A research team from the Alliance for System Safety of UAS through Research Excellence (ASSURE) this week released a report that concludes that drones that collide with large manned aircraft can cause more structural damage than birds of the same weight for a given impact speed.
The Federal Aviation Administration (FAA) will use the research results to help develop operational and collision risk mitigation requirements for drones. ASSURE conducted its research with two different types of drones on two types of aircraft through computer modeling and physical validation testing.
Unlike the soft mass and tissue of birds, most drones are made of more rigid materials. The testing showed that the stiffest components of the drone – such as the motor, battery and payload – can cause the most damage. Concentrating those masses on the drone can also cause greater damage, the researchers found.
The research team evaluated the potential impacts of a 2.7-pound quadcopter and 4-pound quadcopter; and a 4-pound and 8-pound fixed wing drone on a single-aisle commercial transport jet and a business jet. They examined impacts to the wing leading edge, the windshield, and the vertical and horizontal stabilizers. The windshields generally sustained the least damage and the horizontal stabilizers suffered the most serious damage.
The structural damage severity levels ranged from no damage to failure of the primary structure and penetration of the drone into the airframe. However, the research specifically did not explore the risk to flight imposed by that damage. The researchers concluded that unmanned aircraft system manufacturers should adopt “detect and avoid” or “geo-fencing” capabilities to reduce the probability of collisions with other aircraft.
The team conducted a preliminary computer simulation to evaluate the potential damage to engine components if a drone is ingested into an aircraft engine, including damage to fan blades, the nacelle and the nosecone. They plan future additional research on engine ingestion in collaboration with engine manufacturers, as well as additional airborne collision studies with helicopters and general aviation aircraft.
In 2014 Congress directed the FAA to establish a UAS Center of Excellence. The FAA selected ASSURE, led by Mississippi State University, in May 2015
More on the ASSURE Report
Last month, a report from Canada indicated the possible collision of a drone with a jet approaching Quebec City’s International Airport. The incident reintroduced public concerns about air collisions between small unmanned aircraft systems (sUAS) and commercial aircraft and what it may mean to the safety of air travel.

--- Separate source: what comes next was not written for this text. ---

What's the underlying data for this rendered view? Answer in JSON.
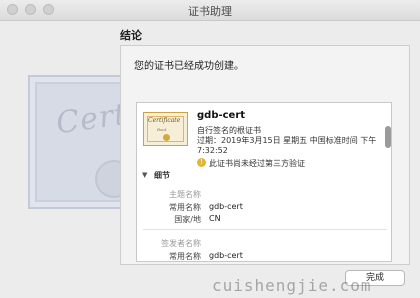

Although the FAA is not yet able to definitively address these concerns, studies by a consortium of leading universities, through ASSURE, have begun to bring better understanding to the physical damage associated with small unmanned aircraft – or drones – colliding midair with commercial and business aircraft.
The ASSURE research team began its research in FY 2016, using unique resources from Mississippi State University, Montana State University, Ohio State University, and Wichita State University. This research team set out to answer the question of what happens when – not if – there is a collision between a sUAS and an airplane.
“While the effects of bird impacts on airplanes are well documented, little is known about the effects of more rigid and higher mass sUAS on aircraft structures and propulsion systems,” said Mississippi State University’s Marty Rogers, the Director of ASSURE. “The results of this work are critical to the safety of commercial air travel here in the United States and around the world.”
Researchers’ efforts began by first determining the most likely impact scenarios. This was done by reviewing operating environments for both sUAS and manned aircraft. The team then selected the commercial and business aircraft and sUAS based on these impact scenarios and their likely exposure to one another.
“Computer simulations, supported by material and component level testing, were conducted to determine the effects of sUAS impacts on manned aircraft,” said Gerardo Olivares, Ph.D., Director, Crash Dynamics and Computational Mechanics Laboratories at Wichita State University. “Conducting this study through full-scale physical tests would not have been possible from a cost and time perspective due to the immense complexity of the task. On the other hand, simulation enabled us to study over 180 impact scenarios in a twelve-month period. To ensure results accurately predict the actual physical behavior of collisions, we have spent a lot of time developing, verifying, and validating detailed models of manned and unmanned aircraft. Once the models are validated, we can use them in the future to investigate other impact scenarios.”
This is the first in a series of research projects conducted to understand and quantify the potential severity of airborne collisions. Future studies will research the severity of collisions with general aviation (GA) aircraft, rotorcraft, and high-bypass turbofan engines representative of those found in airline fleets today. Because of the scope and magnitude of this research, and the impact it will have on industry and national airspace safety, the follow-on studies will be broken into multiple phases beginning this year and running through FY21.